L’activité du gouvernement Boumediene a porté sur l’Edification d’un Etat-Nation de la souveraineté nationale avec sa politique de nationalisations et sa gestion socialiste d’industrialisation, de réforme agraire et de médecine gratuite et surtout sur une politique d’enseignement massif mixte et gratuit. Rappelons que la réforme agraire figurait dans la plate forme de la Soumamm et la Charte de Tripoli. Sa mise en œuvre s’est heurtée à l’hostilité des gros propriétaires terriens.algériens dont plusieurs étaient membres du FLN. Comme l’explique si bien William Sportisse (9) « Entre Cheikh Kheirredine qui possédait des palmeraies dans le Sud Constantinois et Cheikh Redha Houhou qui ne possédait rien, il n’y avait pas les mêmes intérêts de classe S’ils étaient unis dans la lutte contre le colonialisme, leurs options politiques pour l’avenir du pays étaient bien différentes. »
Si la période Boumediene est caractérisée par le renforcement de l’armée en une armée moderne, de la sécurité militaire et du part FLN, paradoxalement c’est la période la plus significative de la récupération des richesses, de la réforme agraire, de construction de logements sociaux et d’infrastructures sanitaires, scolaires et universitaires.
Dans les années 70, nous assistons à une véritable exode rurale.
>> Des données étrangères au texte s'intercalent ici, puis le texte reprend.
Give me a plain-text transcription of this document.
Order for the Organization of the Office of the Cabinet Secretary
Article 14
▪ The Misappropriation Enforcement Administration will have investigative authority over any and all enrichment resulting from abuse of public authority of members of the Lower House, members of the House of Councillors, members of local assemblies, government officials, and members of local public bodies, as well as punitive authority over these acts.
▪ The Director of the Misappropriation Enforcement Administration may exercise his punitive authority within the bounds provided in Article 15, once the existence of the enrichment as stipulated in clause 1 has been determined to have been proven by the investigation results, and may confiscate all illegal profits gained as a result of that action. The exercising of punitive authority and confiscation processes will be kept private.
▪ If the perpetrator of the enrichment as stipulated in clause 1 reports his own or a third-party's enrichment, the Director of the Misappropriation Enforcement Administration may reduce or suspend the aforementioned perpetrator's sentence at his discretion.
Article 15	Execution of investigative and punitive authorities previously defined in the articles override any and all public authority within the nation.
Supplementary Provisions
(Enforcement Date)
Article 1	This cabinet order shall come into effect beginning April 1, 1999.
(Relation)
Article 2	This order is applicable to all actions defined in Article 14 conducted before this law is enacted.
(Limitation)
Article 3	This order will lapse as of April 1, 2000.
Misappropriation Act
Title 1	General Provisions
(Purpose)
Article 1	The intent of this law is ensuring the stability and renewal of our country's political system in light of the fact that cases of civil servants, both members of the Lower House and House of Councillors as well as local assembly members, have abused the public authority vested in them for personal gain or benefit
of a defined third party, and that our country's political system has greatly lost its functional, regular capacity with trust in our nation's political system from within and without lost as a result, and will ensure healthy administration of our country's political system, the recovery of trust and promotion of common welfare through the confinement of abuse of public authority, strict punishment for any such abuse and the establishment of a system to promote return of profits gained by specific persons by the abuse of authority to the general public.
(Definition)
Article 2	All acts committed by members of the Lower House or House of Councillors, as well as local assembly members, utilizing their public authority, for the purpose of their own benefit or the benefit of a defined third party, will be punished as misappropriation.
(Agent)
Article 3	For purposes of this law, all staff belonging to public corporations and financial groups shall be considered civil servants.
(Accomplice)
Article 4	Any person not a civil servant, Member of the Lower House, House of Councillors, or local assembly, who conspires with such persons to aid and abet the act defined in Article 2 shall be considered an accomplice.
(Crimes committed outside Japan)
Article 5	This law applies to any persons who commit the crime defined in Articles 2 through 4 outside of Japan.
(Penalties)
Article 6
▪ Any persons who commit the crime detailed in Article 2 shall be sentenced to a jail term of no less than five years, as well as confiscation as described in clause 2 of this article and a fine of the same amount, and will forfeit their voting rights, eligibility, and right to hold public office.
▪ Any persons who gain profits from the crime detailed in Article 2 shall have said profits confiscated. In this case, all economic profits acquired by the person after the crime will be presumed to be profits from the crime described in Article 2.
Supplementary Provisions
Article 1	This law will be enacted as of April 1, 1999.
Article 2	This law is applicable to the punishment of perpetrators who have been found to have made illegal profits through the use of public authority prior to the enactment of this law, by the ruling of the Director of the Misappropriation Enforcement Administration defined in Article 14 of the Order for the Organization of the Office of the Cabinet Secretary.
La crise agricole, la croissance démographique provoquent des déplacements entre les villes algériennes et même à l’extérieur du pays.
Le barrage vert. Après l’urgence du reboisement des forêts brulées au napalm pendant la guerre de libération, le projet du « barrage vert » est lancé dans les années 70. L’objectif est de constituer une ceinture contre l’avancée du désert. Ce projet « écologique » a été pris en charge par le Haut Commissariat au Service National et exécuté par des jeunes militaires après une formation technique.
Le producteur agricole est le plus gros noyau de la classe ouvrière algérienne, mais aussi le moins organisé et le plus exploité par la bureaucratie et ces années 70 ont connu un développement considérable des emplois ouvriers dans le secteur industriel : des villes naissent de ces créations industrielles comme Drâa Ben Khedda pour le textile, Hassi Messaoud et Hassi Rmel pour le pétrole et le gaz.
La création de l’industrie légère publique et privée (textile, chaussure et cuir, de l’industrie alimentaire) a permis l’augmentation des emplois. Je me souviens de la chemise de qualité « Redman » de l’entreprise Hamiani.
Les syndicats, même sous contrôle du FLN, étaient présents et le pouvoir à l’écoute des revendications des travailleurs. Ceux des entreprises publiques étaient déclarés à la sécurité sociale et bénéficiaient d’une couverture sociale, médicale et des allocations familiales.
C’est la naissance de la classe ouvrière et des luttes ouvrières.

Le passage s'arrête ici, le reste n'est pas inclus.